Procedurele richtlijnen en tijdschema
De onderzoeken worden uitgevoerd volgens de Procedurele Richtlijnen voor
de Interdepartementale Beleidsonderzoeken, en dienen uiterlijk op 1 april
te worden voltooid. Het streven is erop gericht om openbaarmaking van de onderzoeksrapporten,
tezamen met het kabinetsstandpunt, vóór de zomer te doen plaatsvinden.
De minister van Financiën,
W. J. Bos
TAAKOPDRACHT IBO VEREENVOUDIGING TOESLAGEN
Aanleiding
De rijksoverheid draagt met verschillende vormen van toeslagen bij in
de kosten van zorg, huur, kinderopvang en kinderen. Het gaat om huur-, zorg-,
kinderopvang- en kindertoeslag (vanaf 2009 kindgebonden budget geheten).

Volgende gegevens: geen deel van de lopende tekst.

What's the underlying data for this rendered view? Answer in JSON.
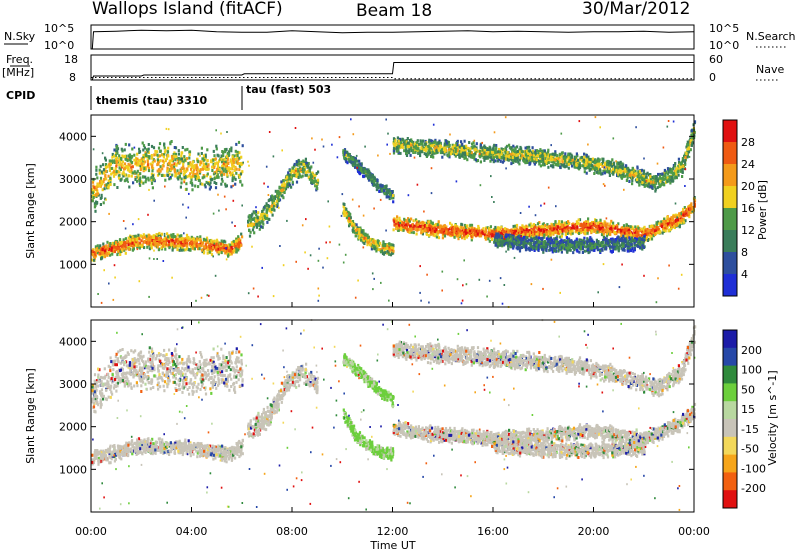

De Belastingdienst/Toeslagen is verantwoordelijk voor de uitvoering van deze
toeslagen. In totaal worden iedere maand circa 8 miljoen voorschotten voor
toeslagen uitbetaald. Een complicerende factor daarbij is dat al deze voorschotten één
of meerdere malen per jaar wijzigen. De grote aantallen zorgen ervoor dat –
ook bij een probleem dat een zeer klein percentage van de doelgroep betreft –
een aanzienlijk aantal mensen met problemen te maken krijgt.
In de praktijk blijkt dat de begrijpelijkheid van de toeslagen voor de
burger te wensen overlaat. Zo zijn met name de huur- en kinderopvangtoeslag
dermate ingewikkeld dat bij het invullen van de aanvraag- en wijzigingsformulieren
veel fouten worden gemaakt. Dit leidt tot langere aanvraagtermijnen en/of
verkeerde toeslagbedragen. Een ander uitvoeringsprobleem voor de Belastingdienst
is dat bepaalde grondslagen voor de toeslagen niet goed (objectief) toetsbaar
blijken te zijn, of de toetsgegevens niet betrouwbaar zijn. Denk bijvoorbeeld
aan de huurprijs of de verblijfstatus van de ontvanger van de toeslag. Dit
bemoeilijkt het toezicht en daarmee de rechtmatige uitvoering. Bij de zorgtoeslag
zorgt vooral het grote aantal (ongeveer 5 miljoen) toeslagen voor problemen.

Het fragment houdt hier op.